Born in Khosbaspur, Murshidabad, Syed Mustafa Siraj grew up within a strong literary environment at home surrounded by books and journals, and familiarity with several languages including Arabic, Persian and Sanskrit, other than Bengali. He started writing poems as early as class 8. His mother, Anwara Begum, who wrote poems and short stories, was an early and abiding influence. Active in Leftist politics in his youth as well as the people’s theatre movement, Siraj joined a wandering folk theatre group, Aalkaap for six years (1950-56), performing and travelling with them through much of rural West Bengal. These years, rich in diverse experiences, brought him in close contact with the people and the landscapes that would find an indelible place in his writing. “I deconstruct experience, and it is this deconstruction which brings in an episode, a fragment, giving rise to a story. I do not go beyond experience,” he once said.

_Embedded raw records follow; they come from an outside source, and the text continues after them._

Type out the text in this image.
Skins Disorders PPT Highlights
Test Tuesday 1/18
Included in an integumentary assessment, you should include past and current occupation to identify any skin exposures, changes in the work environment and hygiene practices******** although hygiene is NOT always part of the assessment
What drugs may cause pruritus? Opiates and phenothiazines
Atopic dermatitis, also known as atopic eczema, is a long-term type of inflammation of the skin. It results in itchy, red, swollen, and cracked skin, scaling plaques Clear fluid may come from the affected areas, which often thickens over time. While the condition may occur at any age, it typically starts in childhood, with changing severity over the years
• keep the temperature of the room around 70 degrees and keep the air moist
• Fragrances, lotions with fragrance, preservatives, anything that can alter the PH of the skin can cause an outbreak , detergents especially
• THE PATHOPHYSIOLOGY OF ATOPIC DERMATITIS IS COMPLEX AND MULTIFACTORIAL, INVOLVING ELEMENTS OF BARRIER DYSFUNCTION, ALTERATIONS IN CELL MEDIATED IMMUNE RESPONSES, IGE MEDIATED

Siraj’s debut novel Neel Gharer Nati – based on his recollections of the life of a village performer put into the profession by her own father – was published to critical acclaim in 1966. One of the finest, most respected voices in contemporary Bangla literature today, he is most famous for his 1988 novel Aleek Manush, which won the Sahitya Akademi Award (1994), the Bankim Puraskar, and has been translated into eleven Indian languages, and also into English as Mythical Man (2005). He also won the Narasimha Das Memorial Award for his novel Amartya Premkatha (1988). His short story “Ranirghater Brittanto” (1986) and his novels Nishimrigaya (1970) and Krishna Bari Fereni (1980) have been filmed in Bengali. A writer with over 250 published works, Siraj has also written prolifically for children – ghost stories, mystery stories, adventures and more. His Goenda Colonel detective stories enjoy a loyal fan following among the young and old alike, and have also been published in English.

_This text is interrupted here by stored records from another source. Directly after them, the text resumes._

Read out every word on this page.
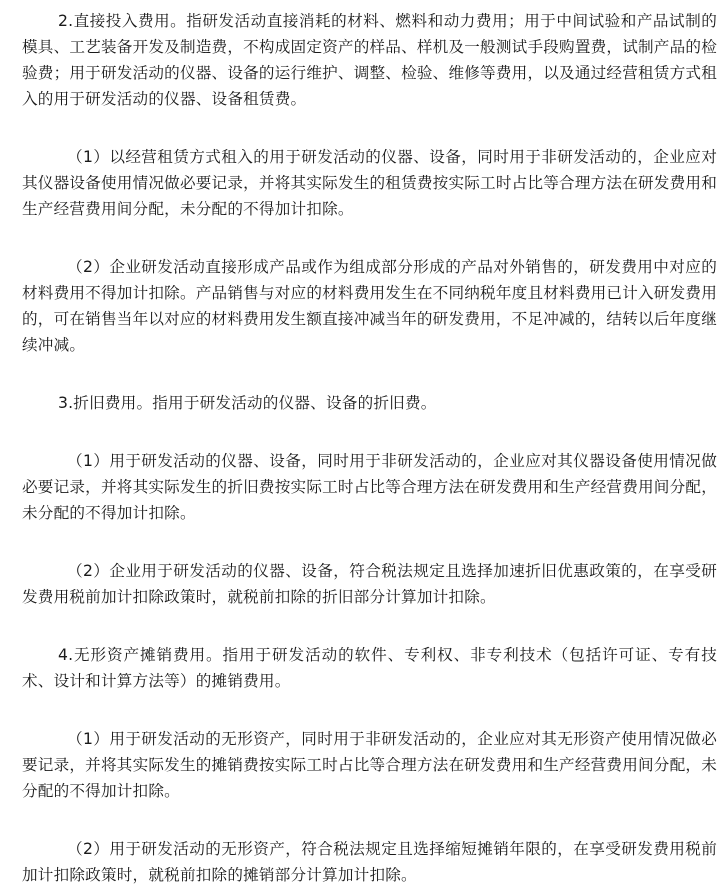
2.直接投入费用。指研发活动直接消耗的材料、燃料和动力费用；用于中间试验和产品试制的模具、工艺装备开发及制造费，不构成固定资产的样品、样机及一般测试手段购置费，试制产品的检验费；用于研发活动的仪器、设备的运行维护、调整、检验、维修等费用，以及通过经营租赁方式租入的用于研发活动的仪器、设备租赁费。

（1）以经营租赁方式租入的用于研发活动的仪器、设备，同时用于非研发活动的，企业应对其仪器设备使用情况做必要记录，并将其实际发生的租赁费按实际工时占比等合理方法在研发费用和生产经营费用间分配，未分配的不得加计扣除。

（2）企业研发活动直接形成产品或作为组成部分形成的产品对外销售的，研发费用中对应的材料费用不得加计扣除。产品销售与对应的材料费用发生在不同纳税年度且材料费用已计入研发费用的，可在销售当年以对应的材料费用发生额直接冲减当年的研发费用，不足冲减的，结转以后年度继续冲减。

3.折旧费用。指用于研发活动的仪器、设备的折旧费。

（1）用于研发活动的仪器、设备，同时用于非研发活动的，企业应对其仪器设备使用情况做必要记录，并将其实际发生的折旧费按实际工时占比等合理方法在研发费用和生产经营费用间分配，未分配的不得加计扣除。

（2）企业用于研发活动的仪器、设备，符合税法规定且选择加速折旧优惠政策的，在享受研发费用税前加计扣除政策时，就税前扣除的折旧部分计算加计扣除。

4.无形资产摊销费用。指用于研发活动的软件、专利权、非专利技术（包括许可证、专有技术、设计和计算方法等）的摊销费用。

（1）用于研发活动的无形资产，同时用于非研发活动的，企业应对其无形资产使用情况做必要记录，并将其实际发生的摊销费按实际工时占比等合理方法在研发费用和生产经营费用间分配，未分配的不得加计扣除。

（2）用于研发活动的无形资产，符合税法规定且选择缩短摊销年限的，在享受研发费用税前加计扣除政策时，就税前扣除的摊销部分计算加计扣除。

Having grown up in the countryside, Siraj was always self-admittedly a writer more comfortable within rustic settings who could feel the pulse of people in the villages and small towns of Bengal, their everyday lives and basic concerns of survival in a world more privileged than them. Moving between the Birbhum countryside that he grew up in, small towns, and Kolkata, his stories blur the lines between the rural and urban, seamlessly integrating contrasting perspectives, the impossible plurality and polyphony of life. They bring alive ordinary people on the margins confronting universal human predicaments and dilemmas with an empathy both profound and insightful.

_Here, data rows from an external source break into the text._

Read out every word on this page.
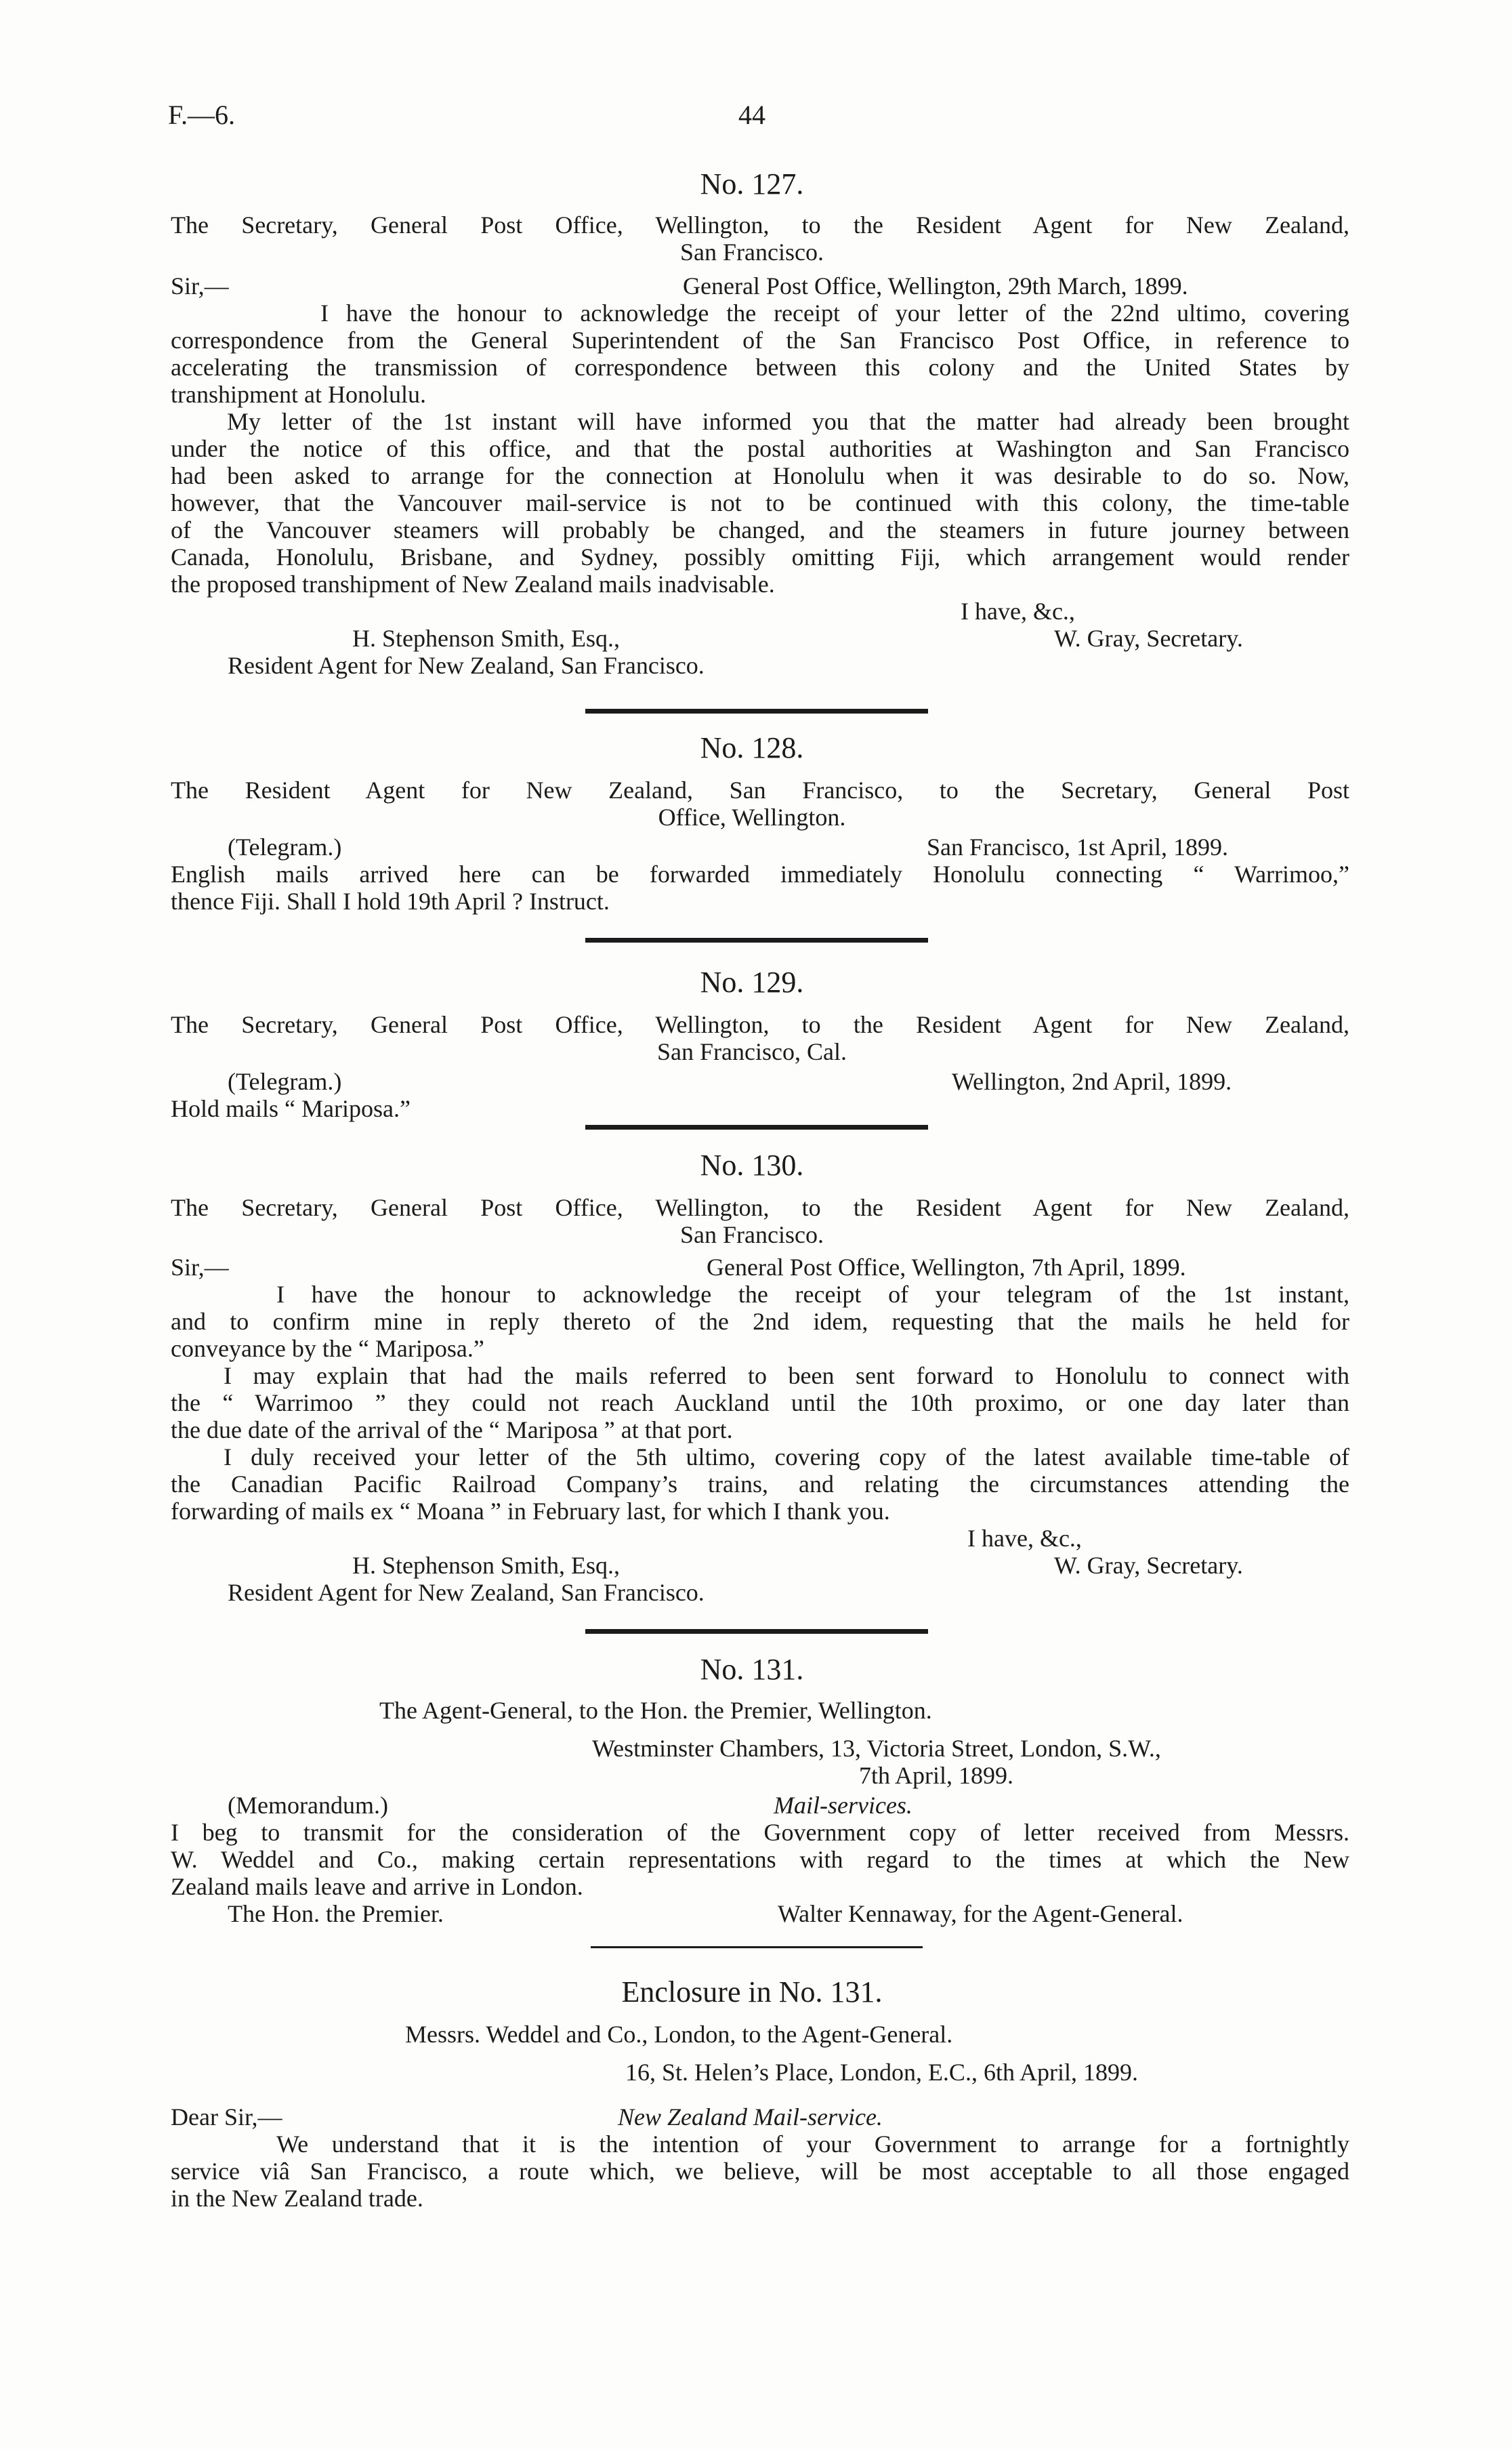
F.—6.	44
No. 127.
The Secretary, General Post Office, Wellington, to the Resident Agent for New Zealand,
San Francisco.
Sir,—	General Post Office, Wellington, 29th March, 1899.
I have the honour to acknowledge the receipt of your letter of the 22nd ultimo, covering
correspondence from the General Superintendent of the San Francisco Post Office, in reference to
accelerating the transmission of correspondence between this colony and the United States by
transhipment at Honolulu.
My letter of the 1st instant will have informed you that the matter had already been brought
under the notice of this office, and that the postal authorities at Washington and San Francisco
had been asked to arrange for the connection at Honolulu when it was desirable to do so. Now,
however, that the Vancouver mail-service is not to be continued with this colony, the time-table
of the Vancouver steamers will probably be changed, and the steamers in future journey between
Canada, Honolulu, Brisbane, and Sydney, possibly omitting Fiji, which arrangement would render
the proposed transhipment of New Zealand mails inadvisable.
I have, &c.,
H. Stephenson Smith, Esq.,	W. Gray, Secretary.
Resident Agent for New Zealand, San Francisco.
No. 128.
The Resident Agent for New Zealand, San Francisco, to the Secretary, General Post
Office, Wellington.
(Telegram.)	San Francisco, 1st April, 1899.
English mails arrived here can be forwarded immediately Honolulu connecting “ Warrimoo,”
thence Fiji. Shall I hold 19th April ? Instruct.
No. 129.
The Secretary, General Post Office, Wellington, to the Resident Agent for New Zealand,
San Francisco, Cal.
(Telegram.)	Wellington, 2nd April, 1899.
Hold mails “ Mariposa.”
No. 130.
The Secretary, General Post Office, Wellington, to the Resident Agent for New Zealand,
San Francisco.
Sir,—	General Post Office, Wellington, 7th April, 1899.
I have the honour to acknowledge the receipt of your telegram of the 1st instant,
and to confirm mine in reply thereto of the 2nd idem, requesting that the mails he held for
conveyance by the “ Mariposa.”
I may explain that had the mails referred to been sent forward to Honolulu to connect with
the “ Warrimoo ” they could not reach Auckland until the 10th proximo, or one day later than
the due date of the arrival of the “ Mariposa ” at that port.
I duly received your letter of the 5th ultimo, covering copy of the latest available time-table of
the Canadian Pacific Railroad Company’s trains, and relating the circumstances attending the
forwarding of mails ex “ Moana ” in February last, for which I thank you.
I have, &c.,
H. Stephenson Smith, Esq.,	W. Gray, Secretary.
Resident Agent for New Zealand, San Francisco.
No. 131.
The Agent-General, to the Hon. the Premier, Wellington.
Westminster Chambers, 13, Victoria Street, London, S.W.,
7th April, 1899.
(Memorandum.)	Mail-services.
I beg to transmit for the consideration of the Government copy of letter received from Messrs.
W. Weddel and Co., making certain representations with regard to the times at which the New
Zealand mails leave and arrive in London.
The Hon. the Premier.	Walter Kennaway, for the Agent-General.
Enclosure in No. 131.
Messrs. Weddel and Co., London, to the Agent-General.
16, St. Helen’s Place, London, E.C., 6th April, 1899.
Dear Sir,—	New Zealand Mail-service.
We understand that it is the intention of your Government to arrange for a fortnightly
service viâ San Francisco, a route which, we believe, will be most acceptable to all those engaged
in the New Zealand trade.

Many of his short stories, like those of Premchand and Chekov, have rural settings that juxtapose the quotidian problems of men against nature’s inexhaustible potential. “Nature always brought to me a sense of limitless freedom, a taste of infinite liberty,” he was fond of saying, reminiscing about his childhood in the village in Khosbaspur, Murshidabad, his favourite trees, and the special place they enjoy in his writings. Living in Kolkata with his wife Hasne-ara Begum, he would periodically retreat to his house in the village to find the solace and peace of mind that the city of Kolkata could never give him. It is there that he now rests, in the village of his childhood, amidst his favourite trees.

All of us at Katha, cherish our association with him through the translation and production of the book `Die said the Tree & other stories. We salute this great bhasha writer whose vital embrace of life and language transcended cultural and linguistic boundaries, whose silences spoke as wise and eloquent as his words.